ChatGPT's new image generator is now available for everyone: Ghiblify your photos for free

Anupria Goenka remembers co-star becoming 'excited' during love-making scene; tells she felt 'violated, uncomfortable' when he touched her inappropriately

The Waqf Amendment Bill is a danger to a way of existence once heralded as 'unity in diversity'

The new allegations outlined in the research paper come at a time when the Microsoft-funded AI startup is fighting a number of lawsuits filed by numerous parties accusing it of copyright infringement in its practices to gather training data.

Why are thousands of artists, creatives resisting the UK govt's AI copyright proposal?
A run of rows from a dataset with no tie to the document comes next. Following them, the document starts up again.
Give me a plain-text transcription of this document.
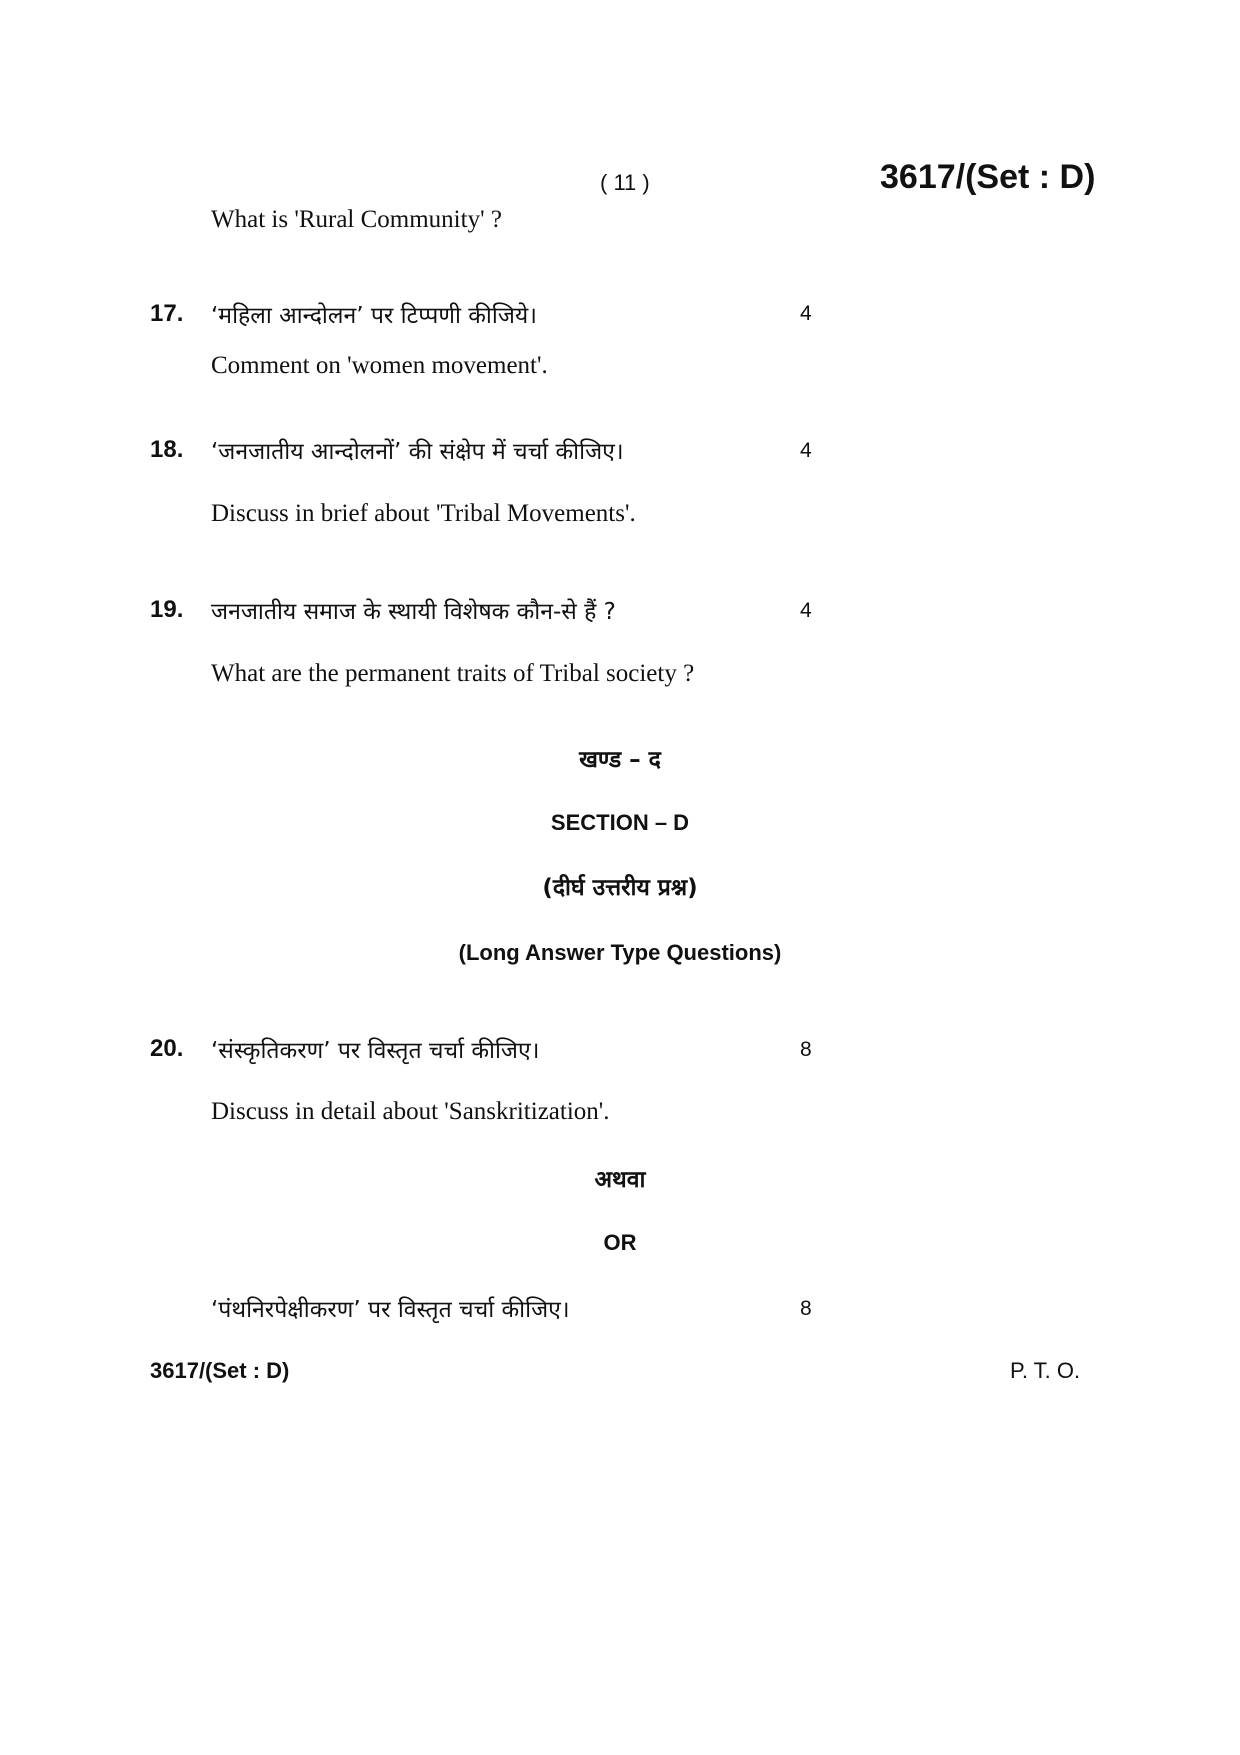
( 11 )	3617/(Set : D)
What is 'Rural Community' ?
17. ‘महिला आन्दोलन’ पर टिप्पणी कीजिये।	4
Comment on 'women movement'.
18. ‘जनजातीय आन्दोलनों’ की संक्षेप में चर्चा कीजिए।	4
Discuss in brief about 'Tribal Movements'.
19. जनजातीय समाज के स्थायी विशेषक कौन-से हैं ?	4
What are the permanent traits of Tribal society ?
खण्ड – द
SECTION – D
(दीर्घ उत्तरीय प्रश्न)
(Long Answer Type Questions)
20. ‘संस्कृतिकरण’ पर विस्तृत चर्चा कीजिए।	8
Discuss in detail about 'Sanskritization'.
अथवा
OR
‘पंथनिरपेक्षीकरण’ पर विस्तृत चर्चा कीजिए।	8
3617/(Set : D)	P. T. O.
In order to identify if copyrighted material was incorporated in the training sets used to train GPT-4o, the researchers employed a technique referred to as "membership inference attack" or DE-COP.
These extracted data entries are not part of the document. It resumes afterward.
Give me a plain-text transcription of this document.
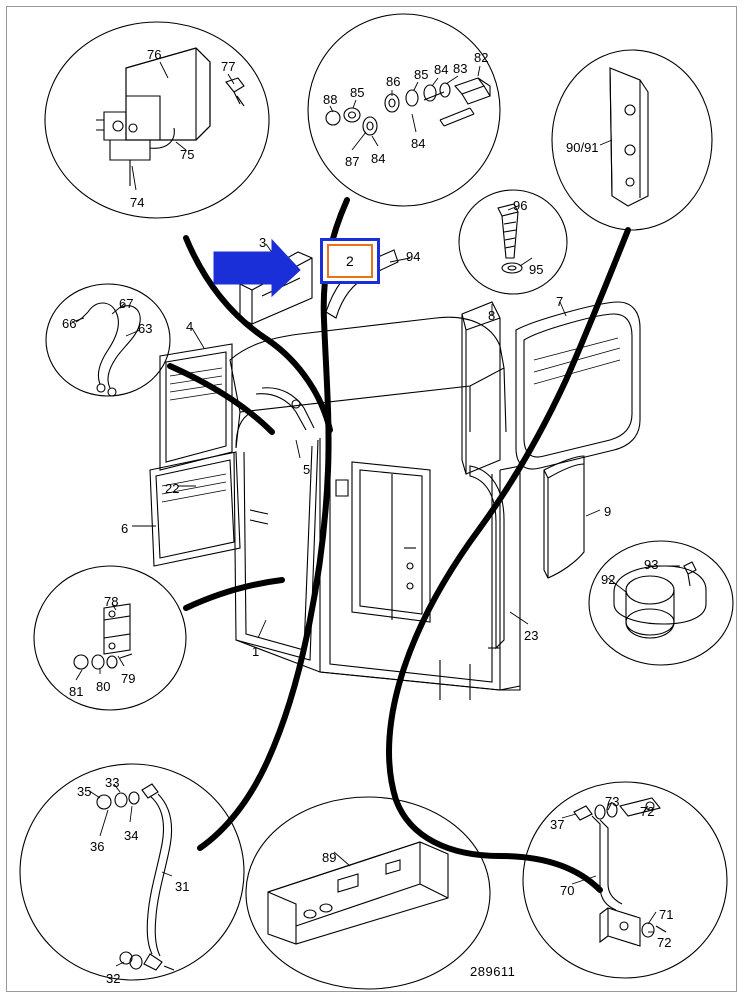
2
76
77
75
74
88 85
86 85 84 83
82
87 84
84	90/91
96
95
3
94
8
7
67
63
66	4
5
22
6
9
92
93
1
23
78
79
80
81
35
33
34
36
31
32
89
73
72
37
70
71
72
289611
This method allows researchers to test if an LLM is able to distinguish reliably between human-written texts and paraphrased, AI-generated versions of the same text, as per a report by TechCrunch. If an LLM is able to make the distinction, then it indicates that the AI model may have had prior knowledge of the text based on its training data.

The researchers were specific about GPT-4o, GPT-3.5 Turbo, and other OpenAI models for their research. They attempted to predict the likelihood that a specific excerpt had been part of a model's training corpus using 13,962 paragraph excerpts from 34 books published by O'Reilly Media.

Based on the findings, GPT-4o “recognised” more paywalled book content than GPT-3.5 Turbo and older OpenAI models. This was observed even after accounting for improvements in the capabilities of OpenAI’s newer models.

However, the paper notes limitations in the research methodology such as users feeding the paywalled book excerpts into ChatGPT as part of their prompts.

OpenAI and Google have lobbied the Trump administration to enact legislation for training AI models on copyrighted material under the fair use exception. In addition, OpenAI has also entered into licensing agreements with news publishers, social media platforms, and stock media libraries, among others, in order to get data for training purposes for AI. Moreover, it has apparently employed journalists to fine-tune its models' outputs.

For the Latest News, Visit: Frontlist

Post a comment

Your email address will not be published. Required fields are marked *

0 comments

    Sorry! No comment found for this post.